You can all thank How it all Vegan for this recipe. Yes, it is a basic simple recipe, but there are times where we stray away from the simplicity of things and make them grander than they have to be. Well not in this case. We all know we love pancakes. I, in fact, could eat them every day. And trust me when I tell you it doe snot have to be for breakfast. There has been plenty a night that my daughter and I have had breakfast for dinner. And vice versa in this house. But most people cannot fathom left-over spaghetti for breakfast.
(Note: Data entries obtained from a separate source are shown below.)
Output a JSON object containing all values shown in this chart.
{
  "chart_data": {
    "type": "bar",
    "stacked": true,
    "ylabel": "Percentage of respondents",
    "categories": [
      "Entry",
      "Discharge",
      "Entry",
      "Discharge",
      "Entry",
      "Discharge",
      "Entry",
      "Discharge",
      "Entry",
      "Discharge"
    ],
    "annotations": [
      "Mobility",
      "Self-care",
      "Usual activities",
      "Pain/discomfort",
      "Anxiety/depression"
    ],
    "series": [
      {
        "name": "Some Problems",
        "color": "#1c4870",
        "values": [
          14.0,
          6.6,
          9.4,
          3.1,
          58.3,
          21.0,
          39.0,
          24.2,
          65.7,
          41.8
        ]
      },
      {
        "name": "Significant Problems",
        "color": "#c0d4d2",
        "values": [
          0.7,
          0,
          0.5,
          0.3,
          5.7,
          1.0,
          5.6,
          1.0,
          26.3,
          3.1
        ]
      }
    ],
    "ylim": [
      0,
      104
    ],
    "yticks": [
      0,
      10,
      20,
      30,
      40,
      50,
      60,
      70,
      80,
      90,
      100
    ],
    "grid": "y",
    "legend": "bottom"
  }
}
I went looking for a tofu scramble recipe and stumbled upon a new pancake recipe. It looked too runny, but I stuck to the recipe and let me tell you, this was one of those pancake recipes that you could make, photograph and send off to a magazine for a front cover spot. This, bar none, was thee most perfect pancake. So sit back, and try this, you will not regret it.
2 cups flour (we used unbleached white, but will use our own fresh ground, next time)
1 t baking soda
1 t baking powder
2 cups soy milk (we used 1 c soy & 1 cup rice milk)
2 T oil (we used olive)
sliced fruit (optional)
In a large bowl, sift the flour, baking soda, baking powder together. Add the milk and oil and mix together carefully until "just mixed" (if you mix too vigorously, the pancakes won't get fluffy). Portion out about 3/4 to 1 cup of batter onto a hot non-stick pan or lightly oiled frying pan and cover with a lid. Let sit on medium heat until the centre starts to bubble and becomes sturdy. Flip pancake over and cook other side until golden brown. Repeat process until all the batter is gone. Makes 2 or more servings. Garnish with fresh fruit and maple syrup.
This will be in my morning line up for sure. Make it one of yours.